We were retained immediately and we began to collect evidence in his defense.
The story took a twist when we learned that the alleged victim was stalking our client, showing up at his place of work, dealing drugs, and begging him for sex. On one night, she showed up at his house (3 weeks after he supposedly raped her) and demanded sex. Although our client had a no-contact order, he let the woman into his house and they had sex. He audio recorded her begging for sex, moaning, and the sex itself. We were also able to collect Facebook, SnapChat, and Instagram evidence that proved the woman was a psycho.

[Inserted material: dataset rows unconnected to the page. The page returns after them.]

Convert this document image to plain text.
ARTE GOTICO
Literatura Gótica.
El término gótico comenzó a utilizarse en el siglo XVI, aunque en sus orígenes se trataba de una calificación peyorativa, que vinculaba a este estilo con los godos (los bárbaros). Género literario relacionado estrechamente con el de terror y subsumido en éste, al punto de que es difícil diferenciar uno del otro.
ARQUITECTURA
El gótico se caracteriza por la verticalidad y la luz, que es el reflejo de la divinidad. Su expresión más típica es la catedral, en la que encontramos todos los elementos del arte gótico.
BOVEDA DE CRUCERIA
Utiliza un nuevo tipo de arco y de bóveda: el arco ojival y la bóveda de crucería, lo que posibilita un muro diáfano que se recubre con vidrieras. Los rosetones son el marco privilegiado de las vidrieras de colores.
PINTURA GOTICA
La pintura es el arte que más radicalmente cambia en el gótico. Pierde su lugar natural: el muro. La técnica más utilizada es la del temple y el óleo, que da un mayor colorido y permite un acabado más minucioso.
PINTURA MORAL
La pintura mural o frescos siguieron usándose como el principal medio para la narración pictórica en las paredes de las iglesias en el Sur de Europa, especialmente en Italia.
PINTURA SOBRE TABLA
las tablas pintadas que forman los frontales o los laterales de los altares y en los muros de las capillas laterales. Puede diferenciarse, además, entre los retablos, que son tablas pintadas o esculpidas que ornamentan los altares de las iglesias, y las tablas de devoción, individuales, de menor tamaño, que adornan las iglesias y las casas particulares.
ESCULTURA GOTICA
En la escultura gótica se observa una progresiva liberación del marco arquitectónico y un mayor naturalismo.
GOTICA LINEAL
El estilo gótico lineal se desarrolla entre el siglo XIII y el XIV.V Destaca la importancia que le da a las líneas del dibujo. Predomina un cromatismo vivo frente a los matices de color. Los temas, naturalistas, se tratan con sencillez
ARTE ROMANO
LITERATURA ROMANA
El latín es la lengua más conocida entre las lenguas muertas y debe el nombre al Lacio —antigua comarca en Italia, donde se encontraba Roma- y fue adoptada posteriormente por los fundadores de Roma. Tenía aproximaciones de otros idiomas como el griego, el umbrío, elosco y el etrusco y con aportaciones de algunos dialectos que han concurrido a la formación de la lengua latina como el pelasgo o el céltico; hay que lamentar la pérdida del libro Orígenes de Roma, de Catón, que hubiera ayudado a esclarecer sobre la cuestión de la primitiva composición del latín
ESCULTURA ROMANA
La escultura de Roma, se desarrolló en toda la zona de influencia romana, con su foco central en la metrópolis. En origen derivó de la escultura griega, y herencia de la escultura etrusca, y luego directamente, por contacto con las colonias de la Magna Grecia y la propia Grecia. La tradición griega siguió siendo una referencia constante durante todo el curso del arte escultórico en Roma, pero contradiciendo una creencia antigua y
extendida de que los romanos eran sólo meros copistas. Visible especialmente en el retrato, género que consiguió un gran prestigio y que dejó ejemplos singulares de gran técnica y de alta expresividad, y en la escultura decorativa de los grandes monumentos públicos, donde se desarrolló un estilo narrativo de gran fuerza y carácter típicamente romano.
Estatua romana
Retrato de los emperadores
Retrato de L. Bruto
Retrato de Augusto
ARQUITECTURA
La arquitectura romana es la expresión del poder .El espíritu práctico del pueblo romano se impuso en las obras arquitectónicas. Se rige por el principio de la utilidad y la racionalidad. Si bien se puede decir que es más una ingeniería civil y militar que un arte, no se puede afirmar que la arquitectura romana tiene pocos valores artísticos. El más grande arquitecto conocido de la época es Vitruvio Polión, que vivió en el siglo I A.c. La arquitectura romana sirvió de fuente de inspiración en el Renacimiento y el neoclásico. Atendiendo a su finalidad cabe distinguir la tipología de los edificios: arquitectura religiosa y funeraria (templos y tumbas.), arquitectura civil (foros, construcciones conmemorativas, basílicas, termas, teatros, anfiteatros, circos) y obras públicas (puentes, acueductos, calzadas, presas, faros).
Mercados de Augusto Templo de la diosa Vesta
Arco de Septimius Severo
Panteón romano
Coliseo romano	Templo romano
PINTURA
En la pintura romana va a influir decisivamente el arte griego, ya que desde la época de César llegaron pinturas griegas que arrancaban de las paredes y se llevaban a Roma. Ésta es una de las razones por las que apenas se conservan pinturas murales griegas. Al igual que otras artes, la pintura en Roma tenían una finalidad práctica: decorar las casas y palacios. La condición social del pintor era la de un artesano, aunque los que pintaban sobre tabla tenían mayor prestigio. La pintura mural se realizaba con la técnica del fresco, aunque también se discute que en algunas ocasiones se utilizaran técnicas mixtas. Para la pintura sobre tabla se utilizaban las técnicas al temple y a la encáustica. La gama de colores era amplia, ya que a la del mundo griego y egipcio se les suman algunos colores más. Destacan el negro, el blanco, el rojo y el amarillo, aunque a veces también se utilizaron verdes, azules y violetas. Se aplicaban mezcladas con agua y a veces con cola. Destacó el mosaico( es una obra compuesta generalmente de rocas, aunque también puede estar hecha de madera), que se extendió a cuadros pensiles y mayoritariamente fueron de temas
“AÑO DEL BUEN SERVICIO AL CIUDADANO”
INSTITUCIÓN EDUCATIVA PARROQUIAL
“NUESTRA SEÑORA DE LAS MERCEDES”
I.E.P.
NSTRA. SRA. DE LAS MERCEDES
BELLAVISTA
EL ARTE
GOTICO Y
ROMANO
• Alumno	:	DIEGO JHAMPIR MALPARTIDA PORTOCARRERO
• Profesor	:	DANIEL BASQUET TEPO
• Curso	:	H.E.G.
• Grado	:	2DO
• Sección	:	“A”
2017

We presented this evidence to the prosecution hoping to get the charges dropped. Instead of dropping the charges, they added additional charges and threw our client into pretrial confinement. At the confinement hearing, Captain Keaton and Mr. Waddington successfully fought to have our client released from prison.
Afterward, the prosecutor added even more charges. They listed 28 prosecution witnesses including experts and medical doctors that would testify against or client.
Waddington and Keaton pressed forward for trial and demanded an officer jury.
Right before the trial, the prosecution tried to negotiate a deal. In the end, on behalf of our client, we negotiated a deal that dropped over 45 charges, avoided sex offender registration, avoided a dismissal, and limited his time in jail to 6 months.
RESULT: Client pled guilty to 2 misdemeanor assaults, kidnapping, violating the no-contact order, and making a threat. The remaining charges were dismissed.
JUDGE’S SENTENCE: The judge sentenced him to 15 months in prison and a reprimand
ACTUAL SENTENCE: Under the plea deal, he received 6 months confinement, a reprimand, no NO DISCHARGE. He will serve about 4.5 months and will apply for retirement when he is released.